Inclusione sistemica
Il childism chiede non solo nuove interpretazioni dei diritti di voto, ma anche nuove pratiche elettorali. I movimenti per il suffragio di solito cambiano il modo in cui il voto effettivamente avviene. Siamo arrivati lontano da uomini proprietari di terre che scelgono rappresentanti nei taverne.
Un buon primo passo è abbassare l’età minima per votare. In paesi che hanno abbassato l’età minima di voto a 16 anni, si è visto che i bambini partecipano alle elezioni in numero superiore rispetto ai giovani adulti e mantengono tassi di voto più alti anche da adulti. Hanno anche spinto i decisori politici a includere più interessi a misura di bambino. Tuttavia, da una prospettiva childist, abbassare l’età del voto non basta. Resta ancora limitato ai bambini che si pensa abbiano raggiunto competenze da adulti, mentre le vere democrazie devono andare oltre l’adultismo.
Ci sono diverse proposte per un diritto di voto senza età, ma la mia è quella che chiamo voto per procura. Secondo questa proposta, tutti i cittadini avrebbero un voto per procura dalla nascita alla morte, che può essere usato dal loro tutore legale – un genitore, un assistente o un parente prossimo. Questo voto per procura sarebbe usato probabilmente per conto di neonati, bambini piccoli, bambini con disabilità cognitive e adulti, adulti con disabilità o problemi di salute significativi, e anziani con demenza. Ma tutti i cittadini, allo stesso tempo, avrebbero il diritto di rivendicare l’esercizio del loro voto per conto proprio. Quando un cittadino desidera votare in modo indipendente, indipendentemente dall’età o dalla condizione, potrebbe rivendicare il proprio diritto di farlo.

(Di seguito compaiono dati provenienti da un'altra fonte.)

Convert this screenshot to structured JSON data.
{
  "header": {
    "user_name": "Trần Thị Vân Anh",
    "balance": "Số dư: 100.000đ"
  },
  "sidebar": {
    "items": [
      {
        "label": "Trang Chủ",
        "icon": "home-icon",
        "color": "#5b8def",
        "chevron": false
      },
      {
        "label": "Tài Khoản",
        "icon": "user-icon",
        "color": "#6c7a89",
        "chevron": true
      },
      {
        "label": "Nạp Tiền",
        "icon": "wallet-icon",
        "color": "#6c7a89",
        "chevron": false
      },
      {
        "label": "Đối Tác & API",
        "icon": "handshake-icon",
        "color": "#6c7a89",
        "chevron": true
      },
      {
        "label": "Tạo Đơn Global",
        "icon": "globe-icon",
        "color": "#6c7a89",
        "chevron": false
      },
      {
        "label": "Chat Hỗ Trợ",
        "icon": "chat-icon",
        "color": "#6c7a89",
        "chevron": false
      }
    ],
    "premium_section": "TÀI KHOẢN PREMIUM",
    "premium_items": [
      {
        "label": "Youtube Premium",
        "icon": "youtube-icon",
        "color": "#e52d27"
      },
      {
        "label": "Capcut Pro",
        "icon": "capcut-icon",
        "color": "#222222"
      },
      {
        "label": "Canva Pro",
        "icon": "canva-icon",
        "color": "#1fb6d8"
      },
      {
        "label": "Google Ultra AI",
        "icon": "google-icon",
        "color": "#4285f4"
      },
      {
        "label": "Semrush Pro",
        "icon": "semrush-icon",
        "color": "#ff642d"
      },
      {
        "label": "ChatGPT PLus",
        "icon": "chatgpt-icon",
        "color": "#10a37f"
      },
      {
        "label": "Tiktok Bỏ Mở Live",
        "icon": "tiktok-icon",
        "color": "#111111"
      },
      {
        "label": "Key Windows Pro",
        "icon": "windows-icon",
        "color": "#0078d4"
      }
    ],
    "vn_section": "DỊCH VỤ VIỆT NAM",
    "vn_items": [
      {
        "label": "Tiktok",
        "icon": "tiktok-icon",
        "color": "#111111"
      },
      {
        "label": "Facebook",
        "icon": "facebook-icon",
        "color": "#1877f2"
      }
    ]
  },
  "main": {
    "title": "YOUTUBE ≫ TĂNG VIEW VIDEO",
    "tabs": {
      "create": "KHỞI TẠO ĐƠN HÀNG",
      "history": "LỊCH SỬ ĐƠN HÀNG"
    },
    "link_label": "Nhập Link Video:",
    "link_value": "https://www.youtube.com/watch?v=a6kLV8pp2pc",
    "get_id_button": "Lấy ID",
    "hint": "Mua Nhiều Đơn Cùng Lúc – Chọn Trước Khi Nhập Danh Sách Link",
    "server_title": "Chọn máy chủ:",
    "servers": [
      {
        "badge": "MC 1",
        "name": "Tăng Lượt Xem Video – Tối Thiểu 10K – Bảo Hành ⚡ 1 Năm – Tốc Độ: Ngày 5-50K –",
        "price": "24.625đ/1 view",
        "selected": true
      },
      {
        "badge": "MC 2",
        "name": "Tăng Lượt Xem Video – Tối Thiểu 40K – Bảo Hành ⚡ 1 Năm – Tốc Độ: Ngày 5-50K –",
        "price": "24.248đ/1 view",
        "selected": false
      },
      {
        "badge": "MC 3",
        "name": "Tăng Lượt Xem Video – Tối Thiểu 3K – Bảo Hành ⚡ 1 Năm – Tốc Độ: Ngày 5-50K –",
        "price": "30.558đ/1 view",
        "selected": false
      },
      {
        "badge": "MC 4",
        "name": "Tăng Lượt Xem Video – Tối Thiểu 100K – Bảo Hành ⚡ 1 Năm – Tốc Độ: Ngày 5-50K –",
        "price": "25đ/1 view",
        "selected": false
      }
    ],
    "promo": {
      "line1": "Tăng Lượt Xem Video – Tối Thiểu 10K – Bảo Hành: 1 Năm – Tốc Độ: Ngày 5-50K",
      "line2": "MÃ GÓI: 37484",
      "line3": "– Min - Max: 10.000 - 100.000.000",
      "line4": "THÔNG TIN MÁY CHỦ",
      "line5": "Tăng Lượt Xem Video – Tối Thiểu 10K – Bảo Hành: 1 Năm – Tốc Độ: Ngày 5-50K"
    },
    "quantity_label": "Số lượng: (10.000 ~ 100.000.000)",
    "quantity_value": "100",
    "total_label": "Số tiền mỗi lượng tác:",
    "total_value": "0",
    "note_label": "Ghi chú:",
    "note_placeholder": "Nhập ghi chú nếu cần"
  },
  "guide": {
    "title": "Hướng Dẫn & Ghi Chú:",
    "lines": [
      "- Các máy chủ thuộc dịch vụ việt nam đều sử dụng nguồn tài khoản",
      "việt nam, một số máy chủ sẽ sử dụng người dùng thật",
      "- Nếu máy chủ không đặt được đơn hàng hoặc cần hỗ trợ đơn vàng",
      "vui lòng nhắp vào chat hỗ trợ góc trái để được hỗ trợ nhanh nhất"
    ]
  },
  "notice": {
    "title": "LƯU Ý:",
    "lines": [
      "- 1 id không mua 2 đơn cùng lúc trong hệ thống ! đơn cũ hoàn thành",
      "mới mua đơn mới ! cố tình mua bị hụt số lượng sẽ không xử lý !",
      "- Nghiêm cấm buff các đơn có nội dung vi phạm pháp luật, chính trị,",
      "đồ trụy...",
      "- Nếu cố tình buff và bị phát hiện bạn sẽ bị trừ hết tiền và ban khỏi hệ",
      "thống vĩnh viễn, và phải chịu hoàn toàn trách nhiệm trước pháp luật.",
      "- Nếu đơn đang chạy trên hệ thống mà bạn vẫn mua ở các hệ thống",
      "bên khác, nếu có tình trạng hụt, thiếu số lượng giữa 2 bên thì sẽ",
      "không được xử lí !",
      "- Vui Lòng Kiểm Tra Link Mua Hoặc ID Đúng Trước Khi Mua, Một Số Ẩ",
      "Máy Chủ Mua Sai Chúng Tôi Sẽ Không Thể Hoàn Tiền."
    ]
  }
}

Alcuni potrebbero obiettare che un diritto di voto per procura favorirebbe le famiglie numerose, ma in realtà favorirebbe i bambini stessi di queste famiglie, che meritano una loro rappresentanza uguale. Altri potrebbero trovare il voto per procura fondamentalmente antidemocratico, eppure esiste già nella maggior parte dei paesi per adulti con disabilità o anche solo in viaggio, quindi perché non anche per i più piccoli? Alcuni pensano che il voto non sia così potente comunque, ma è giusto o equo vietare a un gruppo di partecipare?
Il childism chiede l’inclusione e l’empowerment sistemico dei bambini. Suggerisce, come il primo femminismo, che il diritto di voto sia un diritto umano fondamentale. Ma il suffragio è solo un primo passo. Il childism mette in moto una critica sistemica dei pregiudizi adultistici delle società in diritto, politica, cultura e famiglia. Insiste sul fatto che i bambini non sono cittadini di seconda classe, ma sono centrali nell’infusione di umanità nelle società.